In early 2011, NPR's Kelly McEvers started to see things in slow motion. She cried unpredictably. She was a correspondent in the turbulent Middle East, in the time of the Arab uprisings. Colleagues and friends were being kidnapped. Some were getting killed.
But still, she went toward the story. The next year, 2012, was the deadliest year on record for journalists. It was a huge hit to the "tribe" of war correspondents of which Kelly is a part. These are people who choose to go into conflict, to put themselves at risk. But they also enjoy the role, the adrenaline, the life. Some of them, like Kelly, have children.
As she reported in dangerous places like Bahrain, Yemen, and Syria, she braved gunfire, explosions, and tear gas, recording diaries the whole time. She also turned her reporting skills on her own life, seeking advice from doctors, scientists, and colleagues. Her goal was to answer one question: Why do otherwise intelligent people risk their lives when they don't have to?

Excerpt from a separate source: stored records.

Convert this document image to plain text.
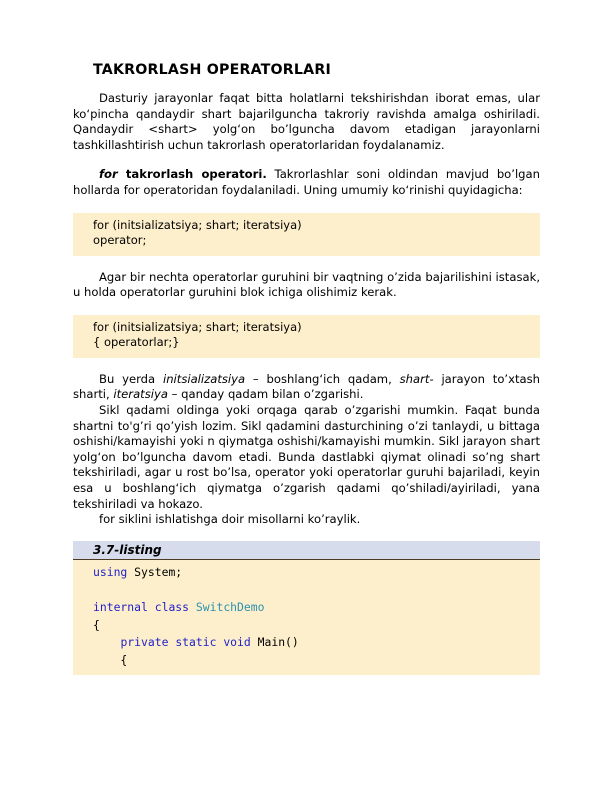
TAKRORLASH OPERATORLARI

Dasturiy jarayonlar faqat bitta holatlarni tekshirishdan iborat emas, ular ko‘pincha qandaydir shart bajarilguncha takroriy ravishda amalga oshiriladi. Qandaydir <shart> yolg‘on bo’lguncha davom etadigan jarayonlarni tashkillashtirish uchun takrorlash operatorlaridan foydalanamiz.

for takrorlash operatori. Takrorlashlar soni oldindan mavjud bo’lgan hollarda for operatoridan foydalaniladi. Uning umumiy ko‘rinishi quyidagicha:

for (initsializatsiya; shart; iteratsiya)
operator;

Agar bir nechta operatorlar guruhini bir vaqtning o’zida bajarilishini istasak, u holda operatorlar guruhini blok ichiga olishimiz kerak.

for (initsializatsiya; shart; iteratsiya)
{ operatorlar;}

Bu yerda initsializatsiya – boshlang‘ich qadam, shart- jarayon to’xtash sharti, iteratsiya – qanday qadam bilan o’zgarishi.

Sikl qadami oldinga yoki orqaga qarab o’zgarishi mumkin. Faqat bunda shartni to'g’ri qo’yish lozim. Sikl qadamini dasturchining o’zi tanlaydi, u bittaga oshishi/kamayishi yoki n qiymatga oshishi/kamayishi mumkin. Sikl jarayon shart yolg‘on bo’lguncha davom etadi. Bunda dastlabki qiymat olinadi so’ng shart tekshiriladi, agar u rost bo’lsa, operator yoki operatorlar guruhi bajariladi, keyin esa u boshlang‘ich qiymatga o’zgarish qadami qo’shiladi/ayiriladi, yana tekshiriladi va hokazo.

for siklini ishlatishga doir misollarni ko’raylik.

3.7-listing
using System;

internal class SwitchDemo
{
private static void Main()
{
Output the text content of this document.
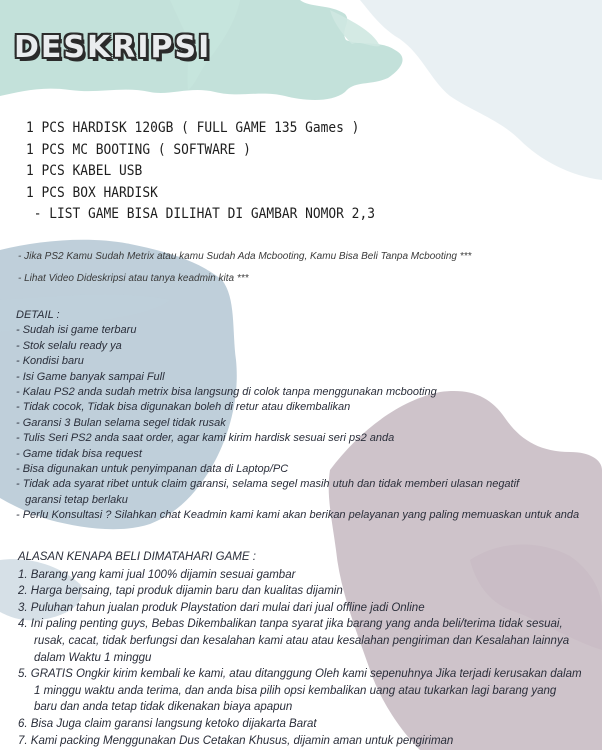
DESKRIPSI
1 PCS HARDISK 120GB ( FULL GAME 135 Games )
1 PCS MC BOOTING ( SOFTWARE )
1 PCS KABEL USB
1 PCS BOX HARDISK
- LIST GAME BISA DILIHAT DI GAMBAR NOMOR 2,3
- Jika PS2 Kamu Sudah Metrix atau kamu Sudah Ada Mcbooting, Kamu Bisa Beli Tanpa Mcbooting ***
- Lihat Video Dideskripsi atau tanya keadmin kita ***
DETAIL :
- Sudah isi game terbaru
- Stok selalu ready ya
- Kondisi baru
- Isi Game banyak sampai Full
- Kalau PS2 anda sudah metrix bisa langsung di colok tanpa menggunakan mcbooting
- Tidak cocok, Tidak bisa digunakan boleh di retur atau dikembalikan
- Garansi 3 Bulan selama segel tidak rusak
- Tulis Seri PS2 anda saat order, agar kami kirim hardisk sesuai seri ps2 anda
- Game tidak bisa request
- Bisa digunakan untuk penyimpanan data di Laptop/PC
- Tidak ada syarat ribet untuk claim garansi, selama segel masih utuh dan tidak memberi ulasan negatif
garansi tetap berlaku
- Perlu Konsultasi ? Silahkan chat Keadmin kami kami akan berikan pelayanan yang paling memuaskan untuk anda
ALASAN KENAPA BELI DIMATAHARI GAME :
1. Barang yang kami jual 100% dijamin sesuai gambar
2. Harga bersaing, tapi produk dijamin baru dan kualitas dijamin
3. Puluhan tahun jualan produk Playstation dari mulai dari jual offline jadi Online
4. Ini paling penting guys, Bebas Dikembalikan tanpa syarat jika barang yang anda beli/terima tidak sesuai,
rusak, cacat, tidak berfungsi dan kesalahan kami atau atau kesalahan pengiriman dan Kesalahan lainnya
dalam Waktu 1 minggu
5. GRATIS Ongkir kirim kembali ke kami, atau ditanggung Oleh kami sepenuhnya Jika terjadi kerusakan dalam
1 minggu waktu anda terima, dan anda bisa pilih opsi kembalikan uang atau tukarkan lagi barang yang
baru dan anda tetap tidak dikenakan biaya apapun
6. Bisa Juga claim garansi langsung ketoko dijakarta Barat
7. Kami packing Menggunakan Dus Cetakan Khusus, dijamin aman untuk pengiriman
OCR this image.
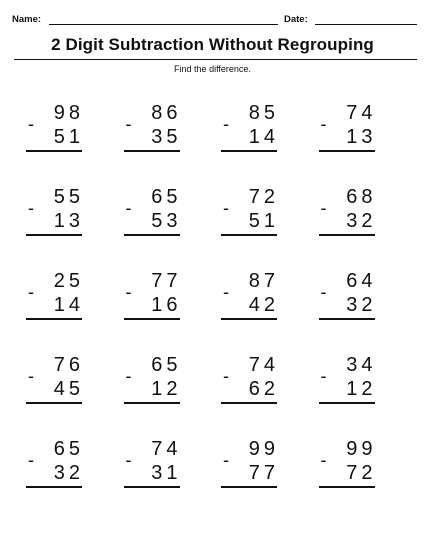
Name:	Date:
2 Digit Subtraction Without Regrouping
Find the difference.
98
-
51
86
-
35
85
-
14
74
-
13
55
-
13
65
-
53
72
-
51
68
-
32
25
-
14
77
-
16
87
-
42
64
-
32
76
-
45
65
-
12
74
-
62
34
-
12
65
-
32
74
-
31
99
-
77
99
-
72
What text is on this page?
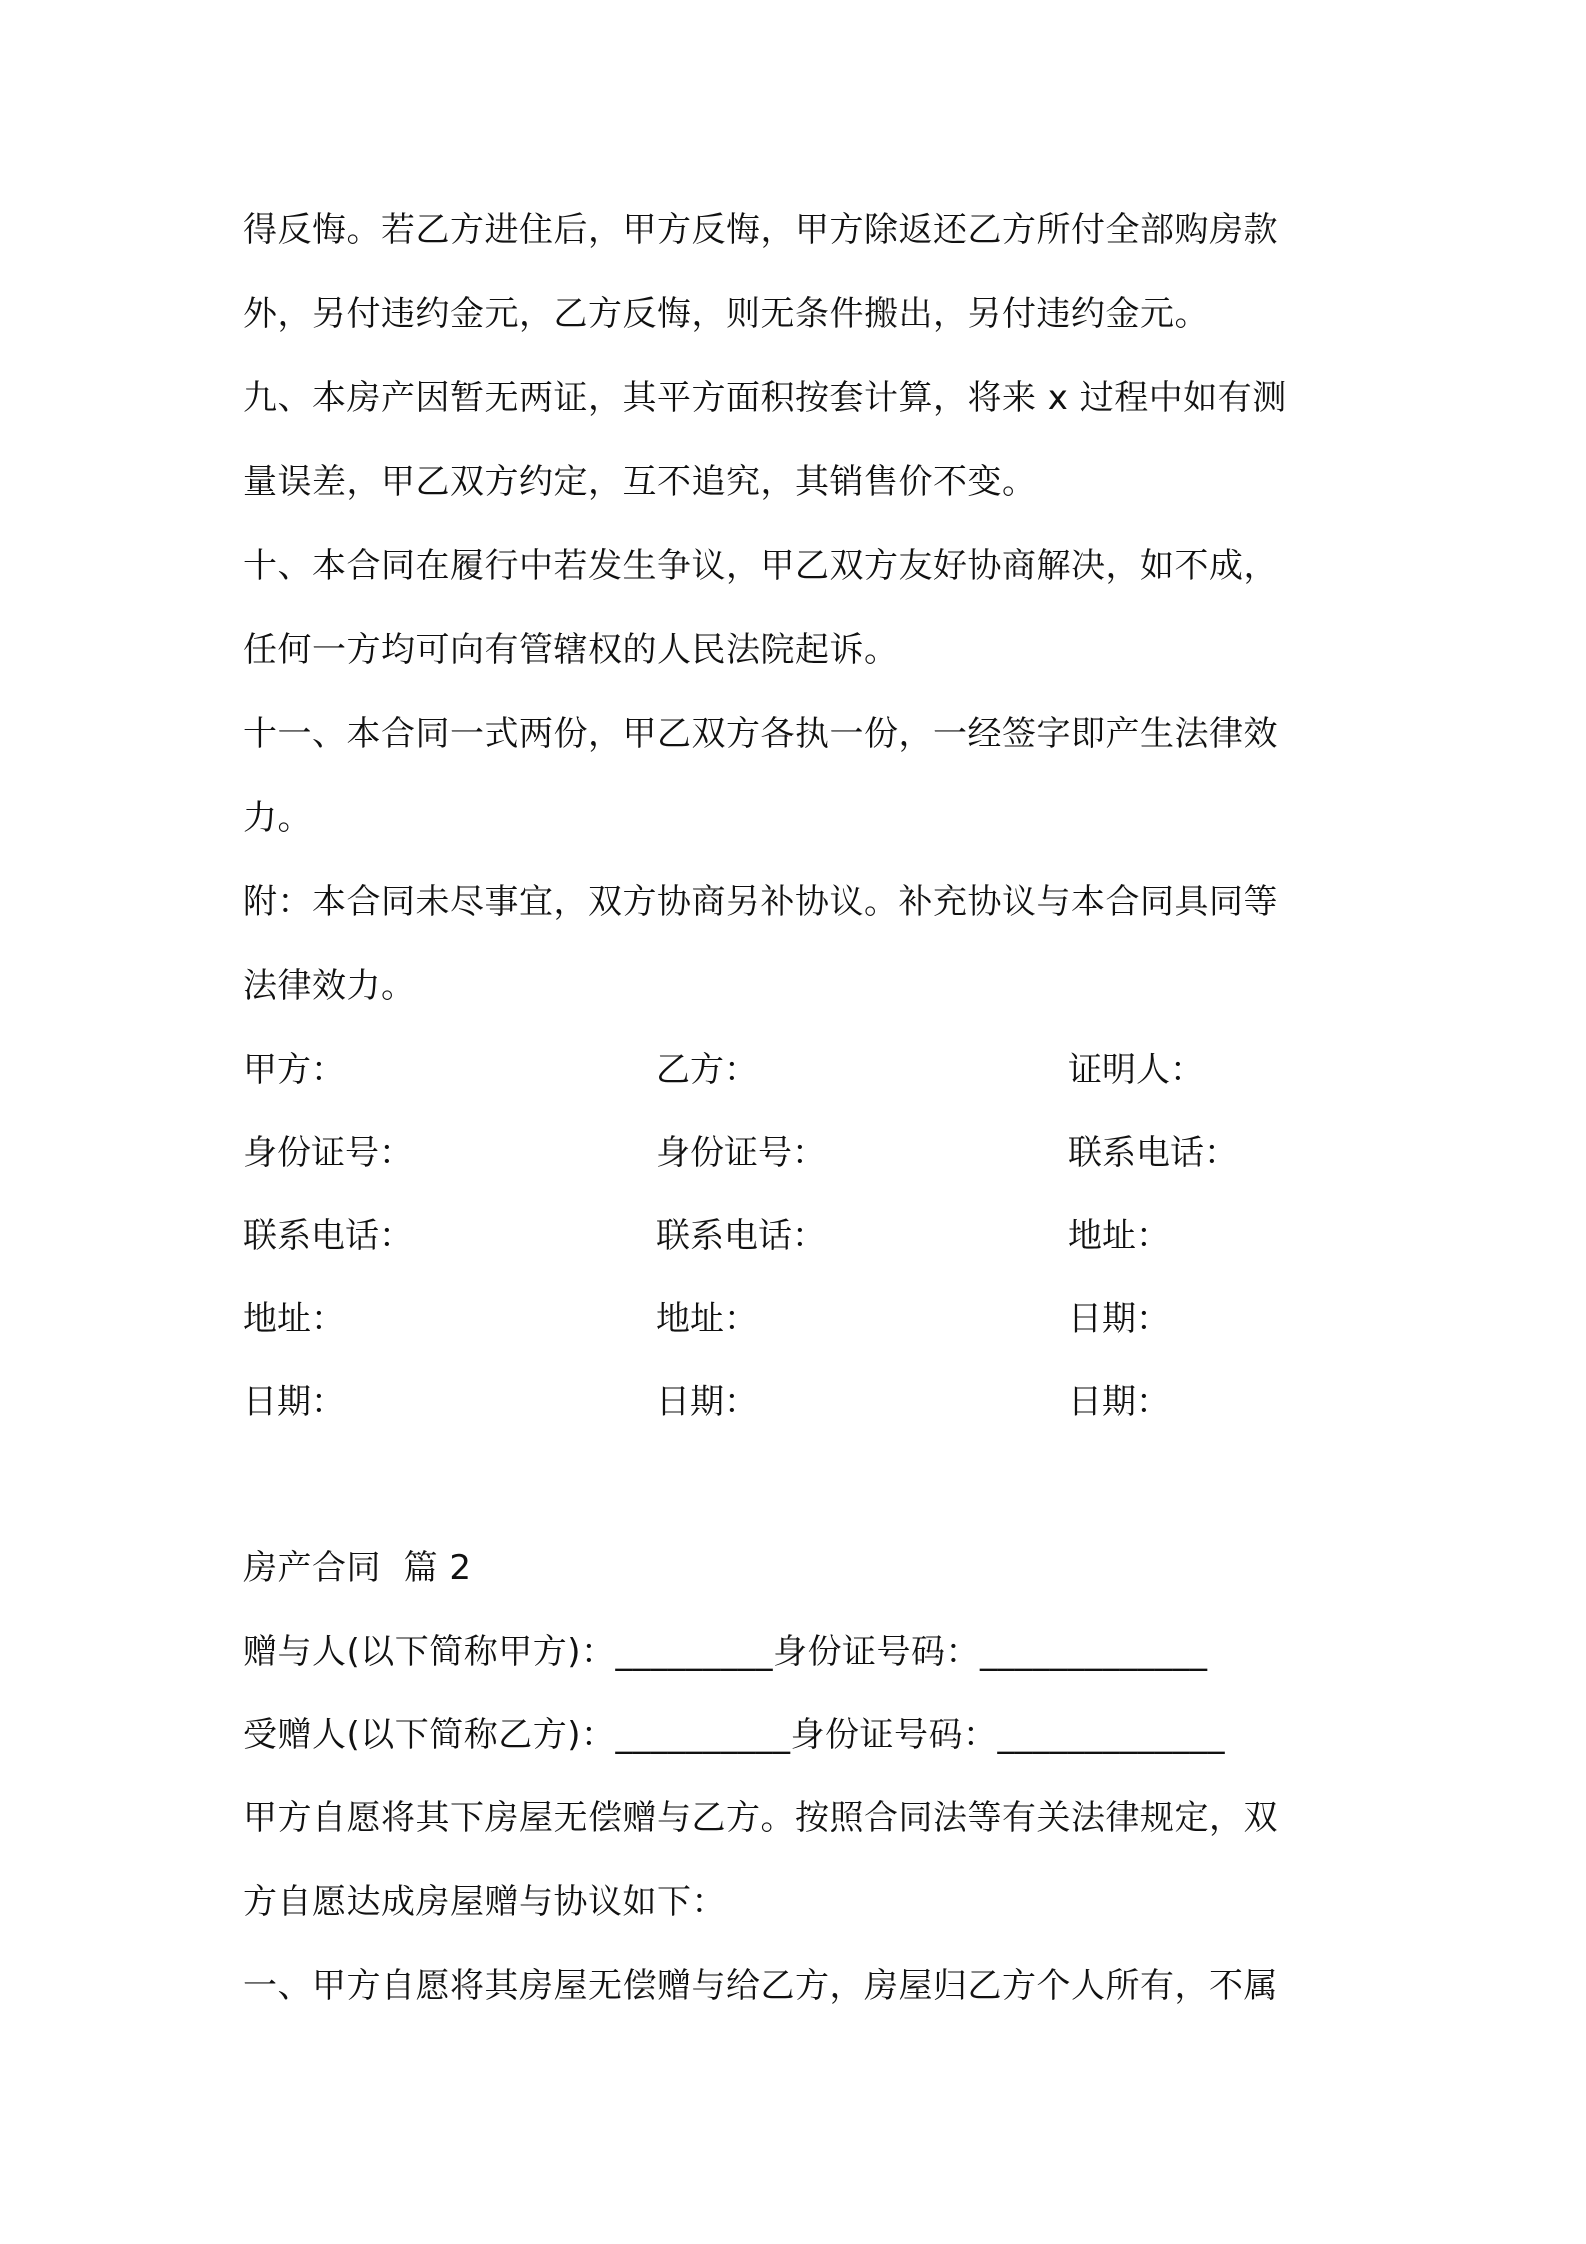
得反悔。若乙方进住后，甲方反悔，甲方除返还乙方所付全部购房款
外，另付违约金元，乙方反悔，则无条件搬出，另付违约金元。
九、本房产因暂无两证，其平方面积按套计算，将来 x 过程中如有测
量误差，甲乙双方约定，互不追究，其销售价不变。
十、本合同在履行中若发生争议，甲乙双方友好协商解决，如不成，
任何一方均可向有管辖权的人民法院起诉。
十一、本合同一式两份，甲乙双方各执一份，一经签字即产生法律效
力。
附：本合同未尽事宜，双方协商另补协议。补充协议与本合同具同等
法律效力。
甲方：	乙方：	证明人：
身份证号：	身份证号：	联系电话：
联系电话：	联系电话：	地址：
地址：	地址：	日期：
日期：	日期：	日期：
房产合同  篇 2
赠与人(以下简称甲方)：_________身份证号码：_____________
受赠人(以下简称乙方)：__________身份证号码：_____________
甲方自愿将其下房屋无偿赠与乙方。按照合同法等有关法律规定，双
方自愿达成房屋赠与协议如下：
一、甲方自愿将其房屋无偿赠与给乙方，房屋归乙方个人所有，不属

Twenty months later, in collaboration with independent producer Jay Allison of Transom.org, the result is a documentary radio hour called "Diary of a Bad Year: A War Correspondent's Dilemma."
The program includes interviews with British journalist Anna Blundy, whose father, the late war correspondent David Blundy, was killed by a sniper while covering the Salvadoran Civil War; BBC World Affairs correspondent, Paul Wood; Jon Lee Anderson international investigative reporter for The New Yorker; international journalist, Christiane Amanpour, for CNN/ABC; and Sebastian Junger, who with the late Tim Hetherington made the award-winning film, Restrepo, about the war in Afghanistan.
This is an intimate portrait of the sacrifices reporters and their families make to tell untold stories -- and the sometimes dangerous allure of the job.